Version-Release number of selected component (if applicable):
How reproducible:
The customer used the following example to demonstrate the problem.
perf bench mem memcpy -f default --nr_loops 500 --size 3MB
That test achieved 8.5 GB/sec on RHEL-7.5, and only 5.3 GB/sec on RHEL-8.4. This is easily reproducible.
Steps to Reproduce:
Run the above test on RHEL-7.5 and again on RHEL-8.4. The customer had a 2-socket Skylake server. I have been able to reproduce this on a 2-socket Cascade Lake server.
Additional info:
Thanks to great triaging help from Carlos O'Donell, the problem is understood.
It turns out glibc is selecting a sub-optimal memcpy routine for that processor.
On RHEL-7.5, it used the "__memcpy_ssse3_back()" routine, which was the optimal choice then.
On RHEL-8.4, the glibc memcpy routine used is "__memmove_avx_unaligned_erms()".
On RHEL-8.4, if the "Prefer_ERMS" attribute is given to glibc, then the faster "__memmove_erms()" is used.

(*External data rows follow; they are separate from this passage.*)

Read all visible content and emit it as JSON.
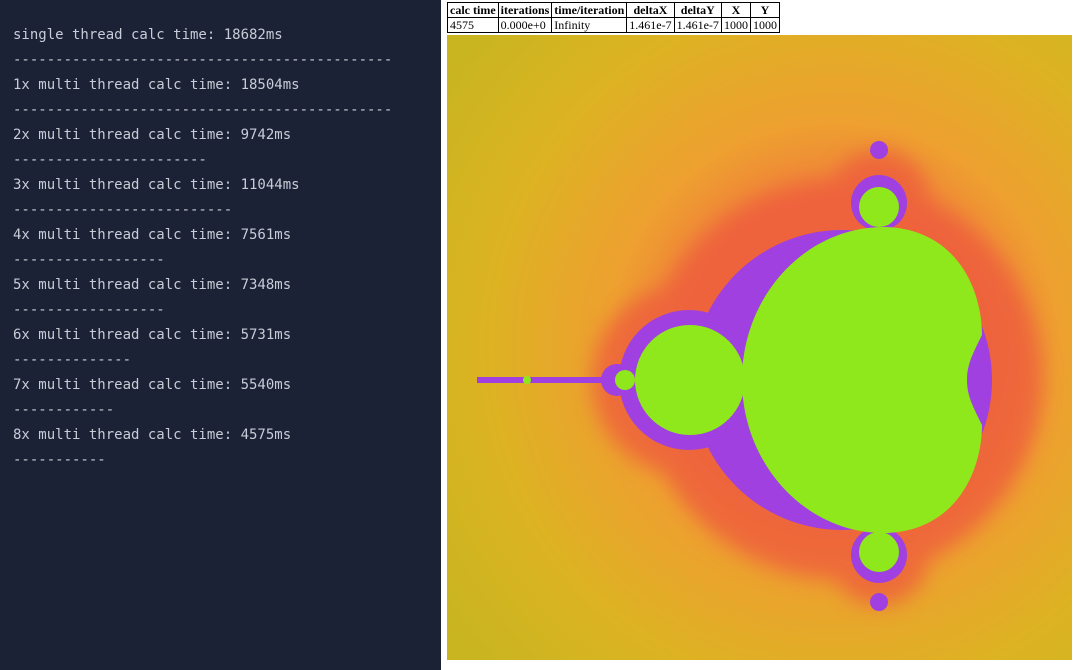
{
  "console": {
    "lines": [
      "single thread calc time: 18682ms",
      "---------------------------------------------",
      "1x multi thread calc time: 18504ms",
      "---------------------------------------------",
      "2x multi thread calc time: 9742ms",
      "-----------------------",
      "3x multi thread calc time: 11044ms",
      "--------------------------",
      "4x multi thread calc time: 7561ms",
      "------------------",
      "5x multi thread calc time: 7348ms",
      "------------------",
      "6x multi thread calc time: 5731ms",
      "--------------",
      "7x multi thread calc time: 5540ms",
      "------------",
      "8x multi thread calc time: 4575ms",
      "-----------"
    ]
  },
  "stats_table": {
    "headers": [
      "calc time",
      "iterations",
      "time/iteration",
      "deltaX",
      "deltaY",
      "X",
      "Y"
    ],
    "row": [
      "4575",
      "0.000e+0",
      "Infinity",
      "1.461e-7",
      "1.461e-7",
      "1000",
      "1000"
    ]
  },
  "colors": {
    "console_bg": "#1b2236",
    "console_text": "#c8ccd6",
    "set_fill": "#8ee81c",
    "edge": "#a040e0",
    "outer": "#d8b020",
    "halo": "#f06040"
  }
}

For example, slow and fast cases:
perf bench mem memcpy -f default --nr_loops 500 --size 3MB |grep GB
5.468937 GB/sec
GLIBC_TUNABLES=glibc.cpu.hwcaps=Prefer_ERMS \
> perf bench mem memcpy -f default --nr_loops 500 --size 3MB |grep GB
12.508272 GB/sec
I've also attached a simple memcpy reproducer to demonstrate the problem, as shown below:
gcc -O memcpy.c -o memcpy
./memcpy --help
USAGE: ./memcpy size-in-MB loop-iterations
./memcpy 3 500
Rate for 500 3MB memcpy iterations: 7.30 GB/sec
GLIBC_TUNABLES=glibc.cpu.hwcaps=Prefer_ERMS ./memcpy 3 500
Rate for 500 3MB memcpy iterations: 27.29 GB/sec
The customer's system did boot with mitigations=off, and with transparent_hugepages (THP) disabled. Neither are needed to reproduce this problem, but disabling THP does enable the simple memcpy reproducer to achieve much higher performance.